Posted on February 04, 2021
by Emma Burgess

Dispelling the ‘free and fast’ myth is the first step to a smarter strategy

Recently, our very own Martin Bysh sat down with Retail Week to share his expertise on smarter strategies for eCommerce businesses. Martin will also be speaking at RWRC’s Accelerating Ecommerce Week event series on February 11th. You can register to attend here.

It’s easy to get caught up in the hyperbole regarding the meteoric rise of e-commerce. But for thousands of independent online retailers, the last 12 months have been a rollercoaster, not a procession.

Retailers have endured a constant battle to maintain service provision, mitigate supply risks, manage inventory levels and stave off the threat of new market entrants, not to mention protecting their staff through a health crisis.

For these retailers, future success is anything but guaranteed and their situation is being made all the more difficult by the ‘Amazon effect’ – the notion that all e-commerce must now meet the dizzying standards of fulfilment convenience enabled by this retail behemoth.

Just last month, Shopify became the latest marketplace to publish research citing customers’ seemingly implacable desire for improved delivery options.

If you’re an online retailer, you could be forgiven for thinking that achieving e-commerce profitability under these conditions looks like a pretty thankless task.

So let’s take a step back for a second and try to unpack what customers actually want versus what they’d be happy to see if it were possible. After all, in a perfect world, who wouldn’t enjoy free, instantaneous, environmentally sustainable fulfilment to any location?

Free and fast?

In truth, there’s plenty of evidence to suggest that free delivery matters more and more, but comparatively little to support claims that rapid delivery is now a prerequisite of success.

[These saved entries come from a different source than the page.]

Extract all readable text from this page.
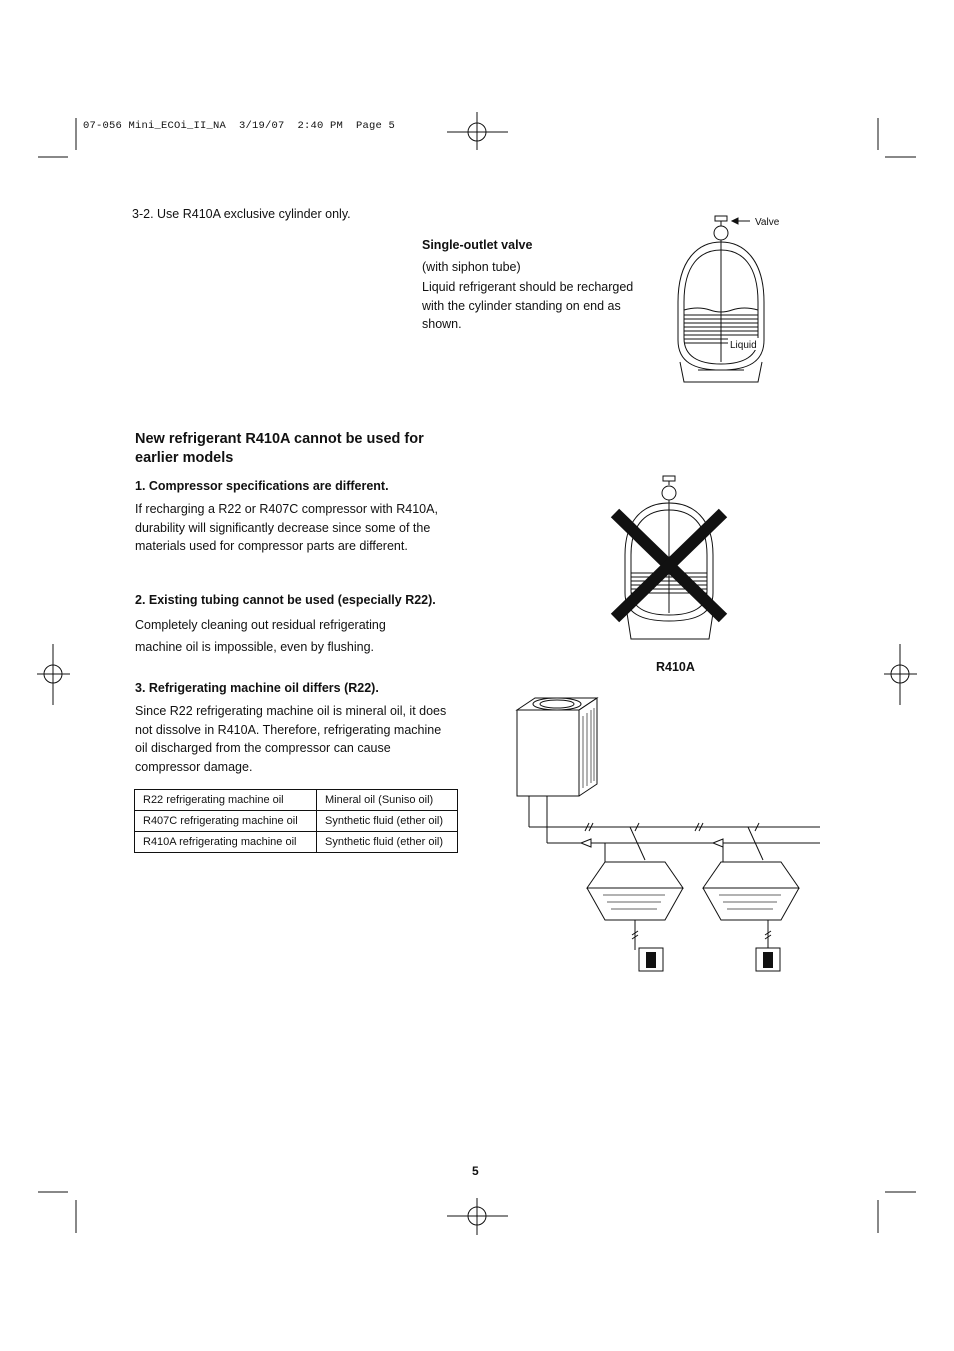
07-056 Mini_ECOi_II_NA  3/19/07  2:40 PM  Page 5
3-2. Use R410A exclusive cylinder only.
Single-outlet valve
(with siphon tube)
Liquid refrigerant should be recharged with the cylinder standing on end as shown.
Valve
Liquid
New refrigerant R410A cannot be used for earlier models
1. Compressor specifications are different.
If recharging a R22 or R407C compressor with R410A, durability will significantly decrease since some of the materials used for compressor parts are different.
2. Existing tubing cannot be used (especially R22).
Completely cleaning out residual refrigerating machine oil is impossible, even by flushing.
3. Refrigerating machine oil differs (R22).
Since R22 refrigerating machine oil is mineral oil, it does not dissolve in R410A. Therefore, refrigerating machine oil discharged from the compressor can cause compressor damage.
R22 refrigerating machine oil	Mineral oil (Suniso oil)
R407C refrigerating machine oil	Synthetic fluid (ether oil)
R410A refrigerating machine oil	Synthetic fluid (ether oil)
R410A
5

‘Free’ matters because online shoppers don’t like encountering surprises at the checkout stage. Because in the world of e-commerce it only takes a few clicks for a customer to move to another marketplace. Because offering free delivery now has an algorithmic impact, making your products more visible in marketplace searches.

‘Fast’ matters if a customer is buying something urgent. For example, a replacement router or piece of computer kit might fall into this category. But when you think about it, surprisingly few products meet this criteria. Either we can wait 24 to 48 hours for them to arrive, or else we need them instantly and hence are more likely to go out to our nearest high street.

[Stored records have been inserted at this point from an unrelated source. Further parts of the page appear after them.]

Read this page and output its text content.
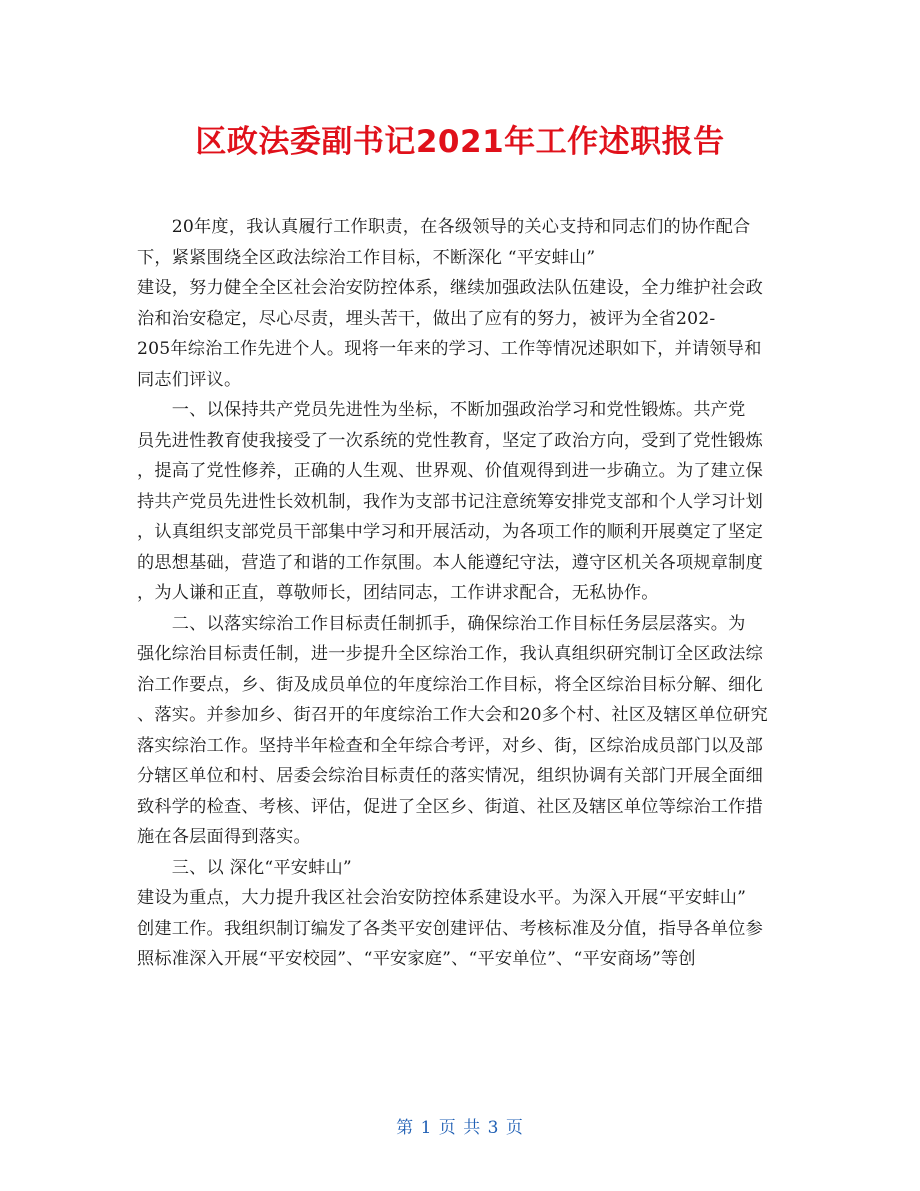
区政法委副书记2021年工作述职报告
　　20年度，我认真履行工作职责，在各级领导的关心支持和同志们的协作配合
下，紧紧围绕全区政法综治工作目标，不断深化 “平安蚌山”
建设，努力健全全区社会治安防控体系，继续加强政法队伍建设，全力维护社会政
治和治安稳定，尽心尽责，埋头苦干，做出了应有的努力，被评为全省202-
205年综治工作先进个人。现将一年来的学习、工作等情况述职如下，并请领导和
同志们评议。
　　一、以保持共产党员先进性为坐标，不断加强政治学习和党性锻炼。共产党
员先进性教育使我接受了一次系统的党性教育，坚定了政治方向，受到了党性锻炼
，提高了党性修养，正确的人生观、世界观、价值观得到进一步确立。为了建立保
持共产党员先进性长效机制，我作为支部书记注意统筹安排党支部和个人学习计划
，认真组织支部党员干部集中学习和开展活动，为各项工作的顺利开展奠定了坚定
的思想基础，营造了和谐的工作氛围。本人能遵纪守法，遵守区机关各项规章制度
，为人谦和正直，尊敬师长，团结同志，工作讲求配合，无私协作。
　　二、以落实综治工作目标责任制抓手，确保综治工作目标任务层层落实。为
强化综治目标责任制，进一步提升全区综治工作，我认真组织研究制订全区政法综
治工作要点，乡、街及成员单位的年度综治工作目标，将全区综治目标分解、细化
、落实。并参加乡、街召开的年度综治工作大会和20多个村、社区及辖区单位研究
落实综治工作。坚持半年检查和全年综合考评，对乡、街，区综治成员部门以及部
分辖区单位和村、居委会综治目标责任的落实情况，组织协调有关部门开展全面细
致科学的检查、考核、评估，促进了全区乡、街道、社区及辖区单位等综治工作措
施在各层面得到落实。
　　三、以 深化“平安蚌山”
建设为重点，大力提升我区社会治安防控体系建设水平。为深入开展“平安蚌山”
创建工作。我组织制订编发了各类平安创建评估、考核标准及分值，指导各单位参
照标准深入开展“平安校园”、“平安家庭”、“平安单位”、“平安商场”等创
第 1 页 共 3 页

Our own research shows that just 14% of people expect products to show up within 48 hours, while the majority of online shoppers are perfectly content with delivery times of two to three days – so long as they don’t have to pay the costs of delivery.

Speed is simply not seen as a unique selling point, especially if consumers are footing the bill. And for all of the recent retail innovations we’ve seen, same-day delivery remains extremely expensive.

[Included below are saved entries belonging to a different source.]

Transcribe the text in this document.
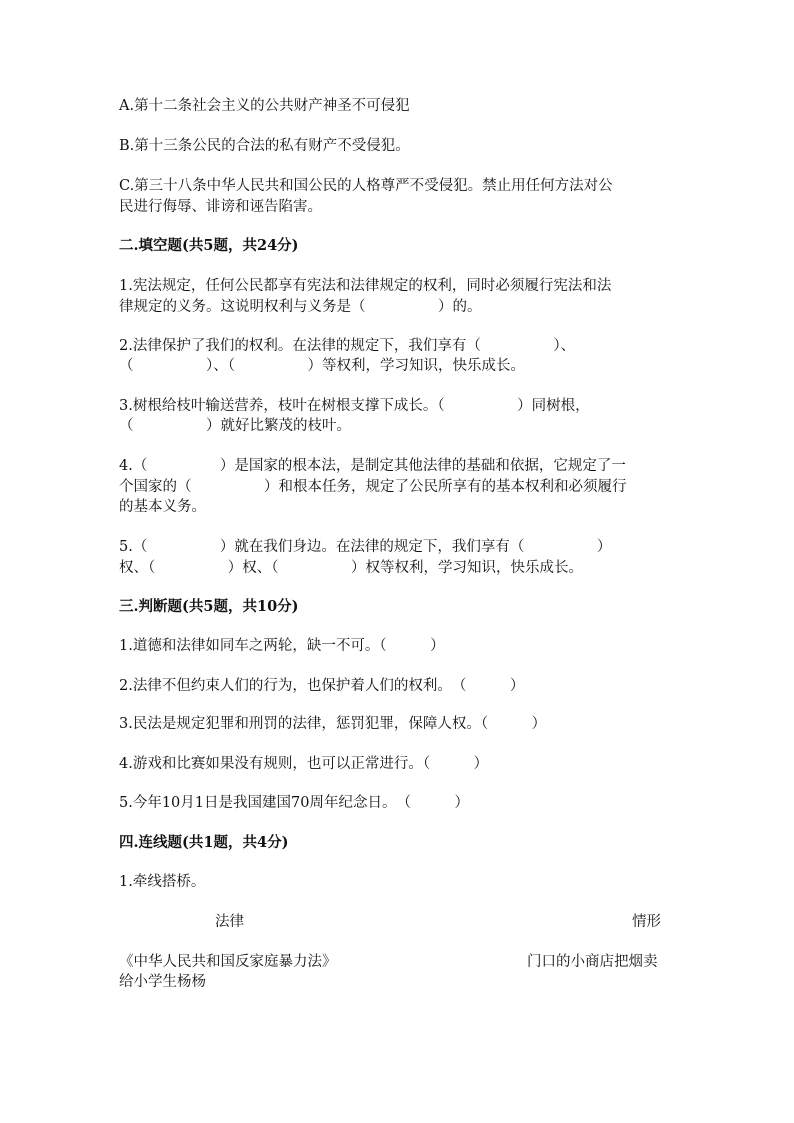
A.第十二条社会主义的公共财产神圣不可侵犯
B.第十三条公民的合法的私有财产不受侵犯。
C.第三十八条中华人民共和国公民的人格尊严不受侵犯。禁止用任何方法对公
民进行侮辱、诽谤和诬告陷害。
二.填空题(共5题，共24分)
1.宪法规定，任何公民都享有宪法和法律规定的权利，同时必须履行宪法和法
律规定的义务。这说明权利与义务是（　　　　　）的。
2.法律保护了我们的权利。在法律的规定下，我们享有（　　　　　）、
（　　　　　）、（　　　　　）等权利，学习知识，快乐成长。
3.树根给枝叶输送营养，枝叶在树根支撑下成长。（　　　　　）同树根，
（　　　　　）就好比繁茂的枝叶。
4.（　　　　　）是国家的根本法，是制定其他法律的基础和依据，它规定了一
个国家的（　　　　　）和根本任务，规定了公民所享有的基本权利和必须履行
的基本义务。
5.（　　　　　）就在我们身边。在法律的规定下，我们享有（　　　　　）
权、（　　　　　）权、（　　　　　）权等权利，学习知识，快乐成长。
三.判断题(共5题，共10分)
1.道德和法律如同车之两轮，缺一不可。（　　　）
2.法律不但约束人们的行为，也保护着人们的权利。　（　　　）
3.民法是规定犯罪和刑罚的法律，惩罚犯罪，保障人权。（　　　）
4.游戏和比赛如果没有规则，也可以正常进行。（　　　）
5.今年10月1日是我国建国70周年纪念日。　（　　　）
四.连线题(共1题，共4分)
1.牵线搭桥。
法律	情形
《中华人民共和国反家庭暴力法》	门口的小商店把烟卖
给小学生杨杨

Consistency and reliability matter more than speed.

In contrast, a lot of items rely upon consistency of delivery.

Every online retailer needs to consider the question of ‘guaranteed or expected’ in relation to their product offering, particularly if they’re in the subscriptions business, where a failure to provide consistency will almost certainly result in a lost customer.

Visibility also matters more and more to customers – the ability to track an item throughout the fulfilment process, giving them the reassurance that it is coming, and ensuring they’re at home when it arrives.

A more strategic approach to delivery

Online retail margins are smaller than people think, particularly once marketplace or customer acquisition costs are accounted for. And right now there’s a danger that the Amazon effect is giving retailers a false impression of what their customers really value around last-mile delivery.

So, before you rush into offering free and fast delivery that you can’t necessarily afford, take a moment to first think carefully about your product set and audience needs, and you’ll be a step closer to a delivery strategy that works for everyone.